Open lluisgomez opened 7 years ago
Btw, please consider placing the file ssd_layers.py to code/layers/ better than in code/models/ as it is right now.
We tried to implement a new network from scratch based on YOLO, but we haven't it ready on time before Wednesday, but we could make it work and learn during yesterday, so even if we are late we will put it in the repository to show the idea and the problems that we had, because it was really time consuming.
Hi, implementing a new network, not matter how easy it is, has been a really tough task. Our main problem was on the Deconvolution layer, which comes out that when you are using K.dim_ordering as Theano and you are using Tensorflow, the shapes are mistaken. At the end, we used an unsampling layer instead. I already push the new net, and added to the REAMME.md file the task 'e' that it was missing. Here the task 'e'. My apologies for the delay.
Task (e): Boost the performance of your network
One of the main problems with YOLO is that the net cannot find small object in images. That is why, we implemented a novel method based on Tiny-YOLO. We thought that upscaling the input image we could detect better the small objects. Thus, what we do is to take the input image (input shape: (320,320,3)) and create two branches.
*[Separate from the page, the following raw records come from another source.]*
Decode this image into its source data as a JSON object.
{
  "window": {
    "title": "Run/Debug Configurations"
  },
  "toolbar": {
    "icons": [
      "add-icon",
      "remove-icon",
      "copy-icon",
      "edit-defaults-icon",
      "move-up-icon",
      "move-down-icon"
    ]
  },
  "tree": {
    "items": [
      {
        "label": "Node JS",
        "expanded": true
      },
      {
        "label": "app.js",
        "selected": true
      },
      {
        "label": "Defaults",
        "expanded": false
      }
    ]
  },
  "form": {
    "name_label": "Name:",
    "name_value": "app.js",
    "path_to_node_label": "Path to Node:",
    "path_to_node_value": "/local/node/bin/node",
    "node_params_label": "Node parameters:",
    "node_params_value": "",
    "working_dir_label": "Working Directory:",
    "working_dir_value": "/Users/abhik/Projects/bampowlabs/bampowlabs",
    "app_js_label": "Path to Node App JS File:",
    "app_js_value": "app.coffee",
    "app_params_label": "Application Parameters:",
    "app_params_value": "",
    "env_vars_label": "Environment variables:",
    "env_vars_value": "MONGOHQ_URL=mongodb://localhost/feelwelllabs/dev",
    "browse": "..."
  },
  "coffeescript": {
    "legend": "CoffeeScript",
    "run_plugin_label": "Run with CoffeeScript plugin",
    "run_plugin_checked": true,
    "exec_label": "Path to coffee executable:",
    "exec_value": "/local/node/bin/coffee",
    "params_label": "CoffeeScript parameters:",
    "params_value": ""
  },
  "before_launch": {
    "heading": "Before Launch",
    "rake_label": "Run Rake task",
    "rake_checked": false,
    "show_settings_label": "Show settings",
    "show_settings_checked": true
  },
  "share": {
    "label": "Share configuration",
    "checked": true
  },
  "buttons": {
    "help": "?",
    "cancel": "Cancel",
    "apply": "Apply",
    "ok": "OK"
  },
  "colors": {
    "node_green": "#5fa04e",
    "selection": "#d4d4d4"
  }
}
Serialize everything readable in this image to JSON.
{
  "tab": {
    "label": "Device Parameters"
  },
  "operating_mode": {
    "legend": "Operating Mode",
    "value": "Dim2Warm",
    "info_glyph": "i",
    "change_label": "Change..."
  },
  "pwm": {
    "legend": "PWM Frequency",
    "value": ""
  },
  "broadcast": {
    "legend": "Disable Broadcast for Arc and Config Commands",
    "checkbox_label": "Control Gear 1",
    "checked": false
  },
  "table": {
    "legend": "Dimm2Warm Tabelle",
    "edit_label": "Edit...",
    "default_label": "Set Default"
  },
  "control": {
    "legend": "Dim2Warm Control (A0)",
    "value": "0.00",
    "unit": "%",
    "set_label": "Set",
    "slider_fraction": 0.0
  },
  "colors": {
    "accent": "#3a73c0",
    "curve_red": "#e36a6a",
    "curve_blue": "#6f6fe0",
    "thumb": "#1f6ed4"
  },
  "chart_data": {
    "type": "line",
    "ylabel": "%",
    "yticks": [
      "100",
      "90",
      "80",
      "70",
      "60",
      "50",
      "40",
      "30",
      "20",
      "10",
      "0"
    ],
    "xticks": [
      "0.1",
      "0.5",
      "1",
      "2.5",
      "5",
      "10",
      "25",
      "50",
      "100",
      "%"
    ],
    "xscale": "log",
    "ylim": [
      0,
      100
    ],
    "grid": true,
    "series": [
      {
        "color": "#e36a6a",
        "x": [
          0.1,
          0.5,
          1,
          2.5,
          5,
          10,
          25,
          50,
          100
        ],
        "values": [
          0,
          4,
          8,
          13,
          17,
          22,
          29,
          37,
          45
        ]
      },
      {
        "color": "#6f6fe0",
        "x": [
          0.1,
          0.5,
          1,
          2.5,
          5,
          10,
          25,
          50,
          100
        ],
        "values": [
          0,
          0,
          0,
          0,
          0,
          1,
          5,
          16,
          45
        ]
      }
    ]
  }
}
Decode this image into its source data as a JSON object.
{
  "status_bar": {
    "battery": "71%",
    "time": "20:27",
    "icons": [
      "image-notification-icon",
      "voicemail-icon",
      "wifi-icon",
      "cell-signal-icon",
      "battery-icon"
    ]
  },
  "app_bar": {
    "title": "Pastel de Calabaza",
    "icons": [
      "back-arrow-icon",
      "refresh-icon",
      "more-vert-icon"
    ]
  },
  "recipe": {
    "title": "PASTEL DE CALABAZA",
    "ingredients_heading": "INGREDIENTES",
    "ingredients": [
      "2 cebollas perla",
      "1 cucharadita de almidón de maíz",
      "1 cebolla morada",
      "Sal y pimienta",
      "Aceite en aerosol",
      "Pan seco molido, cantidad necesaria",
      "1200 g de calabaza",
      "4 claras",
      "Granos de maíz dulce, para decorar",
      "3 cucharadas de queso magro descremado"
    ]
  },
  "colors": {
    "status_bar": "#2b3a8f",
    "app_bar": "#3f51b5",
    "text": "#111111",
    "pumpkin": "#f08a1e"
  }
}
The first branch will do a convolution (output shape: (320,320, 16)) as it is done in Tiny-YOLO. The second one is our contribution, we do an upsampling of the image(output shape: (640,640, 3)) and do the convolution (output shape: (640,640, 16)), once we have done the convolution we do a maxpool (output shape: (320,320, 16)). It is then, when we take this two branches and we merge them. After this merge layer (output shape: (320,320, 32)), the structure is the same that it was before in Tiny-YOLO. We called the new net Tiny-YOLT, You Only Look Twice. By doing that we want to solve the problem of missing detections for small objects. For running the experiment the config/Udacity_detection_YOLT.py is ready. We do not train the net, since it could take days or even a week. What we have seen is that the net is learning. We have try to build this net as a proof of concept. This work was based on the paper 'Locally Scale-Invariant Convolutional Neural Networks' (https://arxiv.org/pdf/1412.5104.pdf). We ended up with a much easier version of that.
I've been looking at your deliverable for weeks 3/4 and I think you have done a very good job. I particularly like the way you are presenting things in the READMe.md file. It is neat and clear.
The Overleaf article is well written. However, I miss some implementation details on the paper, so that results can be contextualized and reproduced: e.g. do you train from scratch or fine-tune the network?, which optimizer you use, how many epochs, base_lr? etc. Actually you have all this information on the README file so it's just a matter of summarizing it on the article.
In Tables 3 and 4 of the article I expect to see the final precision/recall and f-score results on the test sets. The avg. recall and avg. IoU metrics of YOLO implementation are a kind of auxiliary metrics in order to see if the model is learning correctly while training, but not really meaningful to compare the different methods. Same thing can be said for slide 11 on your presentation. Also on that slide, I think there is typo on the second row, should it be "Udacity YOLO" instead of "TT100K YOLO"? Please, add the SSD results on the presentation slides.
You should consider adding some images with qualitative results both in the paper and in the slides, I think they may help you to explain the obtained results.
I think you have done a very good work for these two weeks' assignment. Although I cannot see a solution to task (e), I acknowledge the extra work you have done for the SSD model integration, like trying to implement the f-score as a Keras metric and fixing the prediction functionality for detection models. Thus I guess your mark will be close to the maximum.